The information processing functions of the machine that makes up the broad definition of the communications channel shown in Figure 2 can be divided into (a) functions that depend on applications and (b) what the authors call the DFFT module, which works independently of applications. The main technical challenges associated with the DFFT module are shown in Figure 5.
The first challenge is to design how trust is represented. The trust representation needs to be expanded beyond the unidimensional binary parameters for whether the data is classified or not to encompass multi-dimensional continuous variables. The dimensions will refer to who, where, when, why, and how the data is used in addition to what the data is. Standardization of the access interface to such a trust representation will follow. Given a level of trust, application programs access data through the standardized interface.
The second challenge is to devise the logic to transform the data to suit the required level of trust. It is a generalization of lossy compression when the entropy of the information decreases. For the case where entropy is to be increased, the authors are considering a knowledge system. Such a system will also work to minimize the imposition of extra work on the human senders, receivers, and their application programs when the DFFT module is first implemented.

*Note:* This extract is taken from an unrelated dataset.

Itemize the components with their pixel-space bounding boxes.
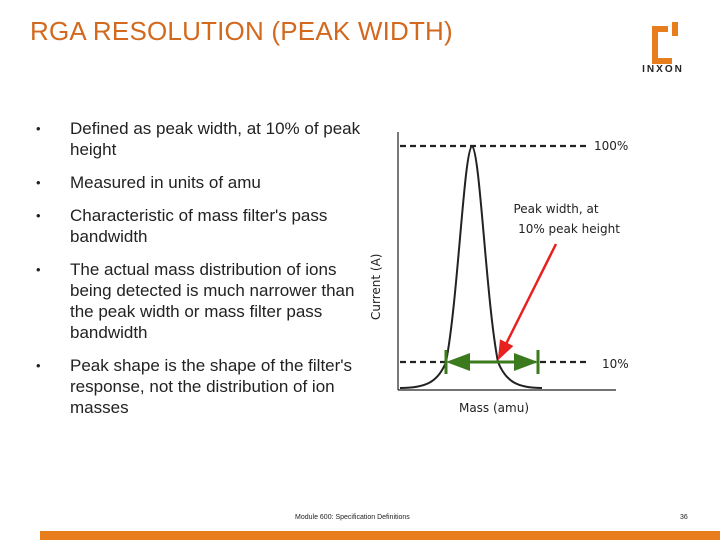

The third challenge is the standardization of the interface between the DFFT module and standardized computer networks. The interface should provide secure communications including human factors and cryptographic mechanisms such as authentication of entities and the integrity/confidentiality of transmitted messages will play a central role. As the authors have explained elsewhere(6) in this edition of Hitachi Review, PBI (the Public Biometrics Infrastructure) combining public key cryptography with the state-of-the-art biometrics technologies at the time it is used is a promising candidate.
The research into DFFT described in this article is proceeding under the name of Tokken, which is the Hitachi scheme established 60 years ago to do a highly important R&D project. Current Hitachi R&D is made up of ten technology centers, one fundamental research center, a department to promote external collaborations, and a technology strategy department to manage all the above. Of those ten technology centers, the center for artificial intelligence, the center for communication technologies, and the center for information systems together with the fundamental research center are involved in this Tokken. A supervisory role for the multiple centers is played by a steering team led by the Corporate Chief Engineer and staff from the technology strategy office and the administration office at the central research lab in Tokyo, Japan.
This article has described the work on DFFT by Hitachi as one example of the work being done by industry in the private sector. By making this research open, Hitachi hopes to substantially expand collaborative creation with stake holders in industry, government, and academia around the world(7) and to contribute to realizing DFFT.